Тем более, что она при колоссальном человеческом обаянии, была очень жестким и депрессивным режиссером. Когда вы смотрите ее фильмы, особенно «Соучастников» и «Комментарий к прошению о помиловании», где, кстати, актеры сыграли лучшие свои роли – что Колтаков, что Рим Аюпов, вы просто чувствуете, как кишки мотает на колючую проволоку. Это очень жесткое кино, совершенно мужское. Но при этом сама она была типичной шестидесятницей, спорщицей, очень обаятельно всегда работавшей с детьми (фильм «Когда я стану великаном» дал старт карьере Ефремова-младшего, а Друбич появилась впервые в «Пятнадцатой весне», и там же, говоря, сын Баниониса блистательно сыграл). Да многие люди так или иначе или дебютировали у нее, как Калягин (первая его большая кинороль) или так или иначе сыграли свои лучшие кинороли. Вот я бы про этот парадокс – такого ослепительного человека и такого мрачного художника – пожалуй, поговорил. Тем более, что Туманян – мы довольно много с ней виделись, много разговаривали, интервью я с ней делал несколько раз – всякий раз генерировала вокруг себя атмосферу необычайно теплую, необычайно приятную.

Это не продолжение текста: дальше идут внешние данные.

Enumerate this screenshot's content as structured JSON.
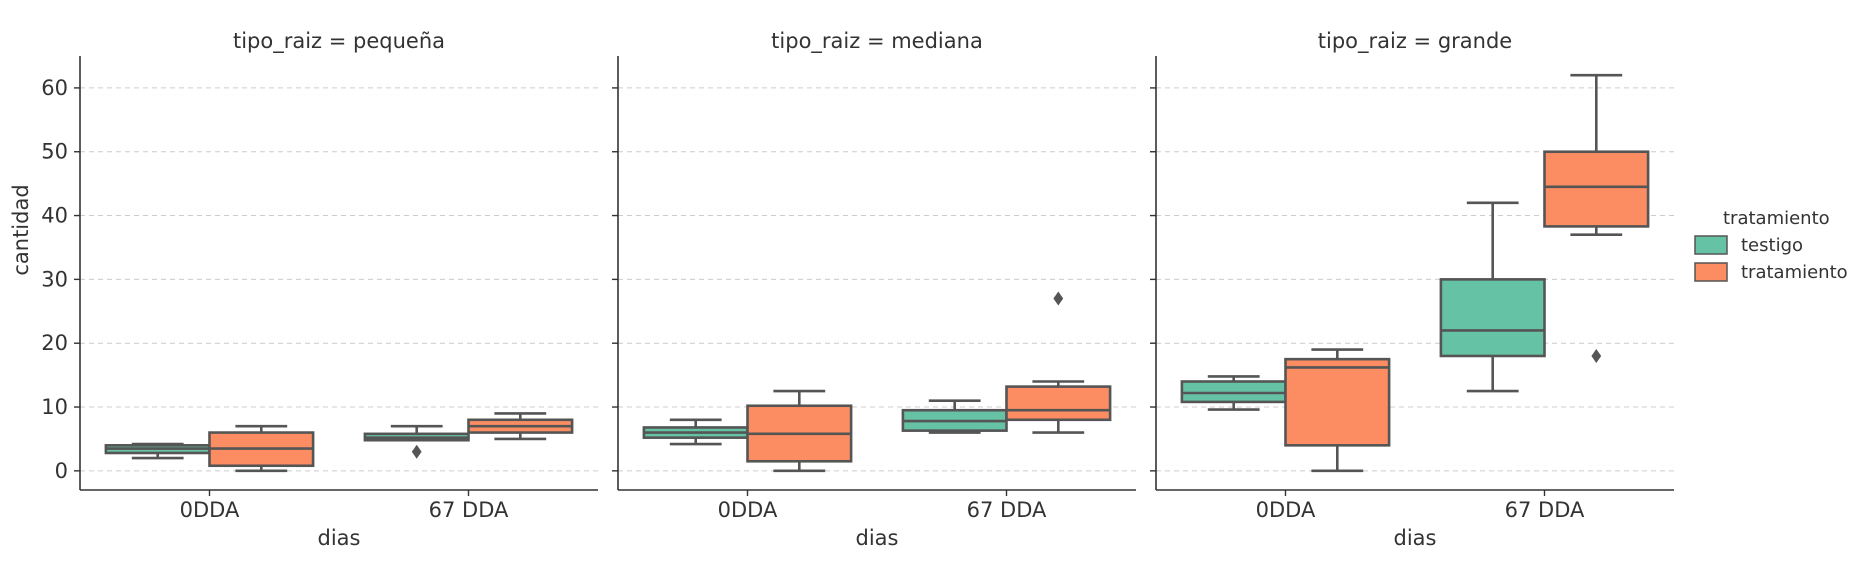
{
  "chart_data": {
    "type": "box",
    "y_label": "cantidad",
    "x_label": "dias",
    "y_ticks": [
      0,
      10,
      20,
      30,
      40,
      50,
      60
    ],
    "y_range": [
      -3,
      65
    ],
    "categories": [
      "0DDA",
      "67 DDA"
    ],
    "legend": {
      "title": "tratamiento",
      "placement": "right",
      "entries": [
        {
          "name": "testigo",
          "color": "#66c2a5"
        },
        {
          "name": "tratamiento",
          "color": "#fc8d62"
        }
      ]
    },
    "facets": [
      {
        "title": "tipo_raiz = pequeña",
        "groups": [
          {
            "category": "0DDA",
            "series": "testigo",
            "whislo": 2,
            "q1": 2.8,
            "med": 3.5,
            "q3": 4,
            "whishi": 4.2,
            "fliers": []
          },
          {
            "category": "0DDA",
            "series": "tratamiento",
            "whislo": 0,
            "q1": 0.8,
            "med": 3.5,
            "q3": 6,
            "whishi": 7,
            "fliers": []
          },
          {
            "category": "67 DDA",
            "series": "testigo",
            "whislo": 4.8,
            "q1": 4.8,
            "med": 5.2,
            "q3": 5.8,
            "whishi": 7,
            "fliers": [
              3
            ]
          },
          {
            "category": "67 DDA",
            "series": "tratamiento",
            "whislo": 5,
            "q1": 6,
            "med": 7,
            "q3": 8,
            "whishi": 9,
            "fliers": []
          }
        ]
      },
      {
        "title": "tipo_raiz = mediana",
        "groups": [
          {
            "category": "0DDA",
            "series": "testigo",
            "whislo": 4.2,
            "q1": 5.2,
            "med": 6,
            "q3": 6.8,
            "whishi": 8,
            "fliers": []
          },
          {
            "category": "0DDA",
            "series": "tratamiento",
            "whislo": 0,
            "q1": 1.5,
            "med": 5.8,
            "q3": 10.2,
            "whishi": 12.5,
            "fliers": []
          },
          {
            "category": "67 DDA",
            "series": "testigo",
            "whislo": 6,
            "q1": 6.3,
            "med": 7.8,
            "q3": 9.5,
            "whishi": 11,
            "fliers": []
          },
          {
            "category": "67 DDA",
            "series": "tratamiento",
            "whislo": 6,
            "q1": 8,
            "med": 9.5,
            "q3": 13.2,
            "whishi": 14,
            "fliers": [
              27
            ]
          }
        ]
      },
      {
        "title": "tipo_raiz = grande",
        "groups": [
          {
            "category": "0DDA",
            "series": "testigo",
            "whislo": 9.6,
            "q1": 10.8,
            "med": 12.2,
            "q3": 14,
            "whishi": 14.8,
            "fliers": []
          },
          {
            "category": "0DDA",
            "series": "tratamiento",
            "whislo": 0,
            "q1": 4,
            "med": 16.2,
            "q3": 17.5,
            "whishi": 19,
            "fliers": []
          },
          {
            "category": "67 DDA",
            "series": "testigo",
            "whislo": 12.5,
            "q1": 18,
            "med": 22,
            "q3": 30,
            "whishi": 42,
            "fliers": []
          },
          {
            "category": "67 DDA",
            "series": "tratamiento",
            "whislo": 37,
            "q1": 38.3,
            "med": 44.5,
            "q3": 50,
            "whishi": 62,
            "fliers": [
              18
            ]
          }
        ]
      }
    ]
  }
}
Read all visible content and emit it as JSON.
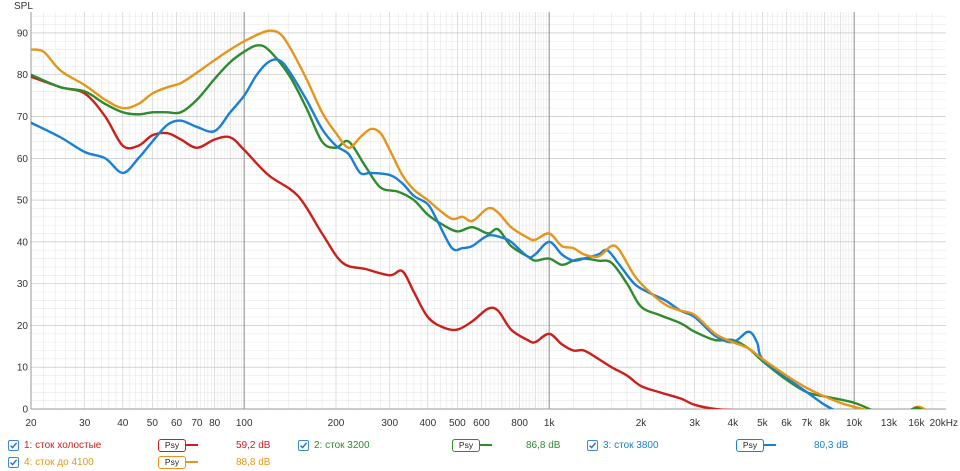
{
  "chart_data": {
    "type": "line",
    "ylabel": "SPL",
    "x_scale": "log",
    "xlim": [
      20,
      20000
    ],
    "ylim": [
      0,
      95
    ],
    "grid": true,
    "x_ticks": [
      {
        "v": 20,
        "label": "20"
      },
      {
        "v": 30,
        "label": "30"
      },
      {
        "v": 40,
        "label": "40"
      },
      {
        "v": 50,
        "label": "50"
      },
      {
        "v": 60,
        "label": "60"
      },
      {
        "v": 70,
        "label": "70"
      },
      {
        "v": 80,
        "label": "80"
      },
      {
        "v": 100,
        "label": "100"
      },
      {
        "v": 200,
        "label": "200"
      },
      {
        "v": 300,
        "label": "300"
      },
      {
        "v": 400,
        "label": "400"
      },
      {
        "v": 500,
        "label": "500"
      },
      {
        "v": 600,
        "label": "600"
      },
      {
        "v": 800,
        "label": "800"
      },
      {
        "v": 1000,
        "label": "1k"
      },
      {
        "v": 2000,
        "label": "2k"
      },
      {
        "v": 3000,
        "label": "3k"
      },
      {
        "v": 4000,
        "label": "4k"
      },
      {
        "v": 5000,
        "label": "5k"
      },
      {
        "v": 6000,
        "label": "6k"
      },
      {
        "v": 7000,
        "label": "7k"
      },
      {
        "v": 8000,
        "label": "8k"
      },
      {
        "v": 10000,
        "label": "10k"
      },
      {
        "v": 13000,
        "label": "13k"
      },
      {
        "v": 16000,
        "label": "16k"
      },
      {
        "v": 20000,
        "label": "20kHz"
      }
    ],
    "y_ticks": [
      0,
      10,
      20,
      30,
      40,
      50,
      60,
      70,
      80,
      90
    ],
    "series": [
      {
        "name": "1: сток холостые",
        "color": "#cc1f1a",
        "value_label": "59,2 dB",
        "points": [
          [
            20,
            79.5
          ],
          [
            25,
            77
          ],
          [
            30,
            75.5
          ],
          [
            35,
            70
          ],
          [
            40,
            63
          ],
          [
            45,
            63
          ],
          [
            50,
            65.5
          ],
          [
            56,
            66
          ],
          [
            62,
            64.5
          ],
          [
            70,
            62.5
          ],
          [
            80,
            64.5
          ],
          [
            90,
            65
          ],
          [
            100,
            62
          ],
          [
            120,
            56
          ],
          [
            150,
            51
          ],
          [
            180,
            42
          ],
          [
            210,
            35
          ],
          [
            250,
            33.5
          ],
          [
            300,
            32
          ],
          [
            330,
            33
          ],
          [
            360,
            28
          ],
          [
            400,
            22
          ],
          [
            450,
            19.5
          ],
          [
            500,
            19
          ],
          [
            560,
            21
          ],
          [
            630,
            24
          ],
          [
            680,
            23.5
          ],
          [
            750,
            19
          ],
          [
            850,
            16.5
          ],
          [
            900,
            16
          ],
          [
            1000,
            18
          ],
          [
            1100,
            15.5
          ],
          [
            1200,
            14
          ],
          [
            1300,
            14
          ],
          [
            1450,
            12
          ],
          [
            1600,
            10
          ],
          [
            1800,
            8
          ],
          [
            2000,
            5.5
          ],
          [
            2300,
            4
          ],
          [
            2700,
            2.5
          ],
          [
            3000,
            1
          ],
          [
            3500,
            0
          ],
          [
            4000,
            -0.3
          ],
          [
            5000,
            -0.8
          ]
        ]
      },
      {
        "name": "2: сток 3200",
        "color": "#2e8b2e",
        "value_label": "86,8 dB",
        "points": [
          [
            20,
            80
          ],
          [
            25,
            77
          ],
          [
            30,
            76
          ],
          [
            35,
            73
          ],
          [
            40,
            71
          ],
          [
            45,
            70.5
          ],
          [
            50,
            71
          ],
          [
            56,
            71
          ],
          [
            62,
            71
          ],
          [
            70,
            74
          ],
          [
            80,
            79
          ],
          [
            90,
            83
          ],
          [
            100,
            85.5
          ],
          [
            110,
            87
          ],
          [
            120,
            86
          ],
          [
            140,
            80
          ],
          [
            160,
            72
          ],
          [
            180,
            64
          ],
          [
            200,
            62.5
          ],
          [
            220,
            64
          ],
          [
            250,
            58
          ],
          [
            280,
            53
          ],
          [
            320,
            52
          ],
          [
            360,
            50
          ],
          [
            400,
            46.5
          ],
          [
            450,
            44
          ],
          [
            500,
            42.5
          ],
          [
            560,
            43.5
          ],
          [
            630,
            42
          ],
          [
            680,
            43
          ],
          [
            750,
            39
          ],
          [
            850,
            36.5
          ],
          [
            900,
            35.5
          ],
          [
            1000,
            36
          ],
          [
            1100,
            34.5
          ],
          [
            1200,
            35.5
          ],
          [
            1300,
            36
          ],
          [
            1450,
            35.5
          ],
          [
            1600,
            35
          ],
          [
            1800,
            30
          ],
          [
            2000,
            24.5
          ],
          [
            2300,
            22.5
          ],
          [
            2700,
            20.5
          ],
          [
            3000,
            18.5
          ],
          [
            3500,
            16.5
          ],
          [
            4000,
            16.5
          ],
          [
            4500,
            14.5
          ],
          [
            5000,
            11.5
          ],
          [
            6000,
            7
          ],
          [
            7000,
            4
          ],
          [
            8000,
            3
          ],
          [
            10000,
            1.5
          ],
          [
            12000,
            -1
          ],
          [
            13000,
            -2
          ]
        ]
      },
      {
        "name": "3: сток 3800",
        "color": "#1a7fd6",
        "value_label": "80,3 dB",
        "points": [
          [
            20,
            68.5
          ],
          [
            25,
            65
          ],
          [
            30,
            61.5
          ],
          [
            35,
            60
          ],
          [
            40,
            56.5
          ],
          [
            45,
            60
          ],
          [
            50,
            64
          ],
          [
            56,
            68
          ],
          [
            62,
            69
          ],
          [
            70,
            67.5
          ],
          [
            80,
            66.5
          ],
          [
            90,
            71
          ],
          [
            100,
            75
          ],
          [
            110,
            80
          ],
          [
            120,
            83
          ],
          [
            130,
            83.5
          ],
          [
            140,
            81
          ],
          [
            160,
            74
          ],
          [
            180,
            67
          ],
          [
            200,
            63
          ],
          [
            220,
            61
          ],
          [
            240,
            56.5
          ],
          [
            260,
            56.5
          ],
          [
            300,
            56
          ],
          [
            330,
            54
          ],
          [
            360,
            51
          ],
          [
            400,
            49
          ],
          [
            430,
            45
          ],
          [
            480,
            38.5
          ],
          [
            520,
            38.5
          ],
          [
            560,
            39
          ],
          [
            630,
            41.5
          ],
          [
            700,
            41
          ],
          [
            750,
            40
          ],
          [
            850,
            36.5
          ],
          [
            900,
            37
          ],
          [
            1000,
            40
          ],
          [
            1100,
            37
          ],
          [
            1200,
            35.5
          ],
          [
            1300,
            36
          ],
          [
            1450,
            37
          ],
          [
            1550,
            38
          ],
          [
            1700,
            34.5
          ],
          [
            1900,
            30
          ],
          [
            2100,
            28
          ],
          [
            2400,
            26
          ],
          [
            2700,
            23.5
          ],
          [
            3000,
            22
          ],
          [
            3500,
            17.5
          ],
          [
            4000,
            16
          ],
          [
            4500,
            18.5
          ],
          [
            4800,
            16
          ],
          [
            5000,
            12
          ],
          [
            6000,
            7.5
          ],
          [
            7000,
            4
          ],
          [
            8000,
            1
          ],
          [
            9000,
            -1
          ]
        ]
      },
      {
        "name": "4: сток до 4100",
        "color": "#e5951a",
        "value_label": "88,8 dB",
        "points": [
          [
            20,
            86
          ],
          [
            22,
            85.5
          ],
          [
            25,
            81
          ],
          [
            30,
            77.5
          ],
          [
            35,
            74
          ],
          [
            40,
            72
          ],
          [
            45,
            73
          ],
          [
            50,
            75.5
          ],
          [
            56,
            77
          ],
          [
            62,
            78
          ],
          [
            70,
            80.5
          ],
          [
            80,
            83.5
          ],
          [
            90,
            86
          ],
          [
            100,
            88
          ],
          [
            110,
            89.5
          ],
          [
            120,
            90.5
          ],
          [
            130,
            90
          ],
          [
            140,
            87
          ],
          [
            160,
            79
          ],
          [
            180,
            71
          ],
          [
            200,
            66
          ],
          [
            220,
            62.5
          ],
          [
            240,
            65
          ],
          [
            260,
            67
          ],
          [
            280,
            66
          ],
          [
            300,
            62
          ],
          [
            330,
            56
          ],
          [
            360,
            52.5
          ],
          [
            400,
            50
          ],
          [
            430,
            48
          ],
          [
            480,
            45.5
          ],
          [
            520,
            46
          ],
          [
            560,
            45
          ],
          [
            630,
            48
          ],
          [
            680,
            47
          ],
          [
            750,
            43.5
          ],
          [
            850,
            41
          ],
          [
            900,
            40.5
          ],
          [
            1000,
            42
          ],
          [
            1100,
            39
          ],
          [
            1200,
            38.5
          ],
          [
            1300,
            37
          ],
          [
            1450,
            36.5
          ],
          [
            1600,
            39
          ],
          [
            1700,
            38
          ],
          [
            1900,
            32
          ],
          [
            2100,
            28.5
          ],
          [
            2400,
            25
          ],
          [
            2700,
            23.5
          ],
          [
            3000,
            22.5
          ],
          [
            3500,
            18
          ],
          [
            4000,
            16
          ],
          [
            4500,
            14.5
          ],
          [
            5000,
            12
          ],
          [
            6000,
            8
          ],
          [
            7000,
            5
          ],
          [
            8000,
            3
          ],
          [
            9000,
            1.5
          ],
          [
            10000,
            0.5
          ],
          [
            12000,
            -1
          ],
          [
            13000,
            -2
          ],
          [
            14000,
            -2
          ],
          [
            15000,
            -1
          ],
          [
            16000,
            0.5
          ],
          [
            17000,
            0
          ],
          [
            18000,
            -1.5
          ]
        ]
      }
    ],
    "extra_bumps": [
      {
        "series": 1,
        "points": [
          [
            13000,
            -1.5
          ],
          [
            14000,
            -1.5
          ],
          [
            15000,
            -0.5
          ],
          [
            16000,
            0.3
          ],
          [
            17000,
            -0.5
          ],
          [
            18000,
            -1.5
          ]
        ]
      },
      {
        "series": 2,
        "points": [
          [
            9000,
            -0.5
          ],
          [
            10000,
            -0.5
          ]
        ]
      }
    ]
  },
  "legend": [
    {
      "name": "1: сток холостые",
      "value": "59,2 dB",
      "color": "#cc1f1a",
      "checked": true,
      "button": "Psy"
    },
    {
      "name": "2: сток 3200",
      "value": "86,8 dB",
      "color": "#2e8b2e",
      "checked": true,
      "button": "Psy"
    },
    {
      "name": "3: сток 3800",
      "value": "80,3 dB",
      "color": "#1a7fd6",
      "checked": true,
      "button": "Psy"
    },
    {
      "name": "4: сток до 4100",
      "value": "88,8 dB",
      "color": "#e5951a",
      "checked": true,
      "button": "Psy"
    }
  ]
}
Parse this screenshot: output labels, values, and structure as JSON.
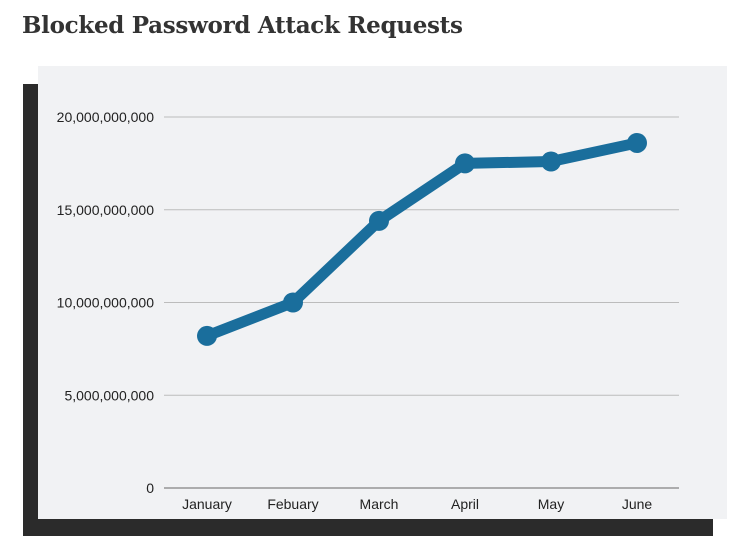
{
  "chart_title": "Blocked Password Attack Requests",
  "colors": {
    "line": "#1a6e9c",
    "panel_bg": "#f1f2f4",
    "shadow": "#2b2b2b",
    "grid": "#bcbcbc"
  },
  "chart_data": {
    "type": "line",
    "title": "Blocked Password Attack Requests",
    "xlabel": "",
    "ylabel": "",
    "categories": [
      "January",
      "Febuary",
      "March",
      "April",
      "May",
      "June"
    ],
    "series": [
      {
        "values": [
          8200000000,
          10000000000,
          14400000000,
          17500000000,
          17600000000,
          18600000000
        ]
      }
    ],
    "ylim": [
      0,
      20000000000
    ],
    "yticks": [
      0,
      5000000000,
      10000000000,
      15000000000,
      20000000000
    ],
    "ytick_labels": [
      "0",
      "5,000,000,000",
      "10,000,000,000",
      "15,000,000,000",
      "20,000,000,000"
    ],
    "grid": true,
    "legend": "none"
  }
}
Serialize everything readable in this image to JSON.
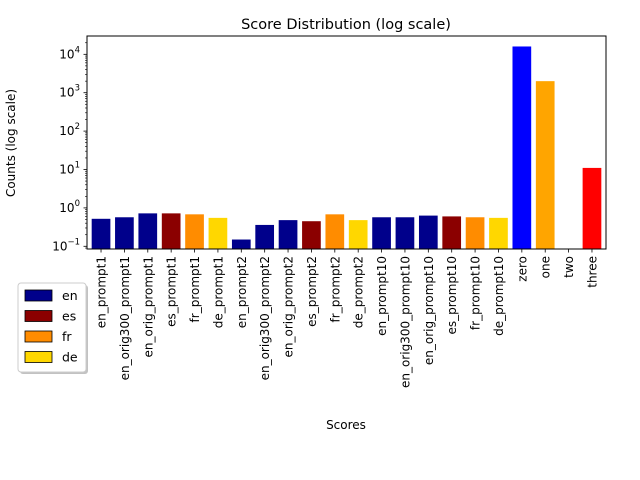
{
  "chart_data": {
    "type": "bar",
    "title": "Score Distribution (log scale)",
    "xlabel": "Scores",
    "ylabel": "Counts (log scale)",
    "yscale": "log",
    "ylim": [
      0.085,
      30000
    ],
    "yticks": [
      {
        "value": 0.1,
        "base": "10",
        "exp": "−1"
      },
      {
        "value": 1,
        "base": "10",
        "exp": "0"
      },
      {
        "value": 10,
        "base": "10",
        "exp": "1"
      },
      {
        "value": 100,
        "base": "10",
        "exp": "2"
      },
      {
        "value": 1000,
        "base": "10",
        "exp": "3"
      },
      {
        "value": 10000,
        "base": "10",
        "exp": "4"
      }
    ],
    "grid": false,
    "legend_position": "lower-left outside",
    "categories": [
      "en_prompt1",
      "en_orig300_prompt1",
      "en_orig_prompt1",
      "es_prompt1",
      "fr_prompt1",
      "de_prompt1",
      "en_prompt2",
      "en_orig300_prompt2",
      "en_orig_prompt2",
      "es_prompt2",
      "fr_prompt2",
      "de_prompt2",
      "en_prompt10",
      "en_orig300_prompt10",
      "en_orig_prompt10",
      "es_prompt10",
      "fr_prompt10",
      "de_prompt10",
      "zero",
      "one",
      "two",
      "three"
    ],
    "values": [
      0.52,
      0.57,
      0.72,
      0.72,
      0.68,
      0.55,
      0.15,
      0.36,
      0.48,
      0.45,
      0.68,
      0.48,
      0.57,
      0.57,
      0.63,
      0.6,
      0.57,
      0.55,
      16000,
      2000,
      null,
      11
    ],
    "colors": [
      "#00008b",
      "#00008b",
      "#00008b",
      "#8b0000",
      "#ff8c00",
      "#ffd700",
      "#00008b",
      "#00008b",
      "#00008b",
      "#8b0000",
      "#ff8c00",
      "#ffd700",
      "#00008b",
      "#00008b",
      "#00008b",
      "#8b0000",
      "#ff8c00",
      "#ffd700",
      "#0000ff",
      "#ffa500",
      "#008000",
      "#ff0000"
    ],
    "legend": [
      {
        "label": "en",
        "color": "#00008b"
      },
      {
        "label": "es",
        "color": "#8b0000"
      },
      {
        "label": "fr",
        "color": "#ff8c00"
      },
      {
        "label": "de",
        "color": "#ffd700"
      }
    ]
  }
}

С ней даже спорить было упоительно, а уж слушать ее такие острые рецензии на только что увиденные фильмы – это вообще было чудесно. Она была одним из самых умных людей, кого я знал и самых сдержанных: она никогда не жаловалась, хотя много болела в последние годы, жила трудно, одиноко. Я бы, пожалуй, о ней, если можно, поговорил. Но другие темы приветствуются, и другие предложения тоже.
Я почему хочу о ней поговорить, потому что там я выступить не смог и ничего о ней не сказал, потому что у меня там было всего лишь 40 минут, и надо было ехать читать лекцию про Замятина. Кстати, довольно много вопросов и об этой лекции тоже. Меня поразило, что после лекции практически никто из не задавал, а вот сейчас все как-то проснулись и дружно пишут комментарии, выражают негодование и одобрение. Негодований больше, и я с удовольствием на них тоже отвечу.
«Приходилось ли вам размышлять об истоках французской литературы сюрреализма и гротеска? В каких аспектах французской действительности кроется причина столь бурного цветения этих цветов именно на французской почве? Кстати, «Песни Мальдорора» совсем не скучные, а вот «Locus Solus» Раймона Русселя – это действительно кошмар».
Видите ли, «Locus Solus» Раймона Русселя – это книга, которая получила известность только после смерти автора. Он, насколько я помню, и отравился-то, лежа рядом с 12 экземплярами этой книги, которая была издана за свой счета и не распродана. Но она и не рассчитана была вообще на читательский интерес. Ну если вам не скучен Лотреамон, это такая удивительная особенность вашего ума, специальный вкус к сюрреализму. Мне-то представляется, что «Locus Solus» – достаточно забавная книжка. Кто не читал, я напомню, что она издана по-русски, причем почему-то в Киеве, но есть она и в Сети. Там история про то, как некий изобретатель водит гостей по своему замку, полному совершенно абсурдных, удивительных, непостижимых выдумок, непостижимых изобретений, а заканчивается все это приглашением поужинать. Можно себе представить, что будет подано к этому ужину. Знаете, на что немножко похоже? На десятистраничное гриновское описание сада из недотроги. Вот гениальный был бы роман, если бы он его закончил, но и в таком виде он все равно поражает воображение, потому что описывать сад с фантастическими растениями, чтобы не было скучно – такой «Манускрипт Войнича» таинственно расшифрованный – это люто интересное занятие. И мне кажется, что Грин – один из немногих, кому описания удаются, они у него не скучные. Точно так же, как нескучно (там не оторвешься вообще) выглядит описание пустого банка и этого одинокого пиршества в «Крысолове». Хотя тоже три страницы оно занимает.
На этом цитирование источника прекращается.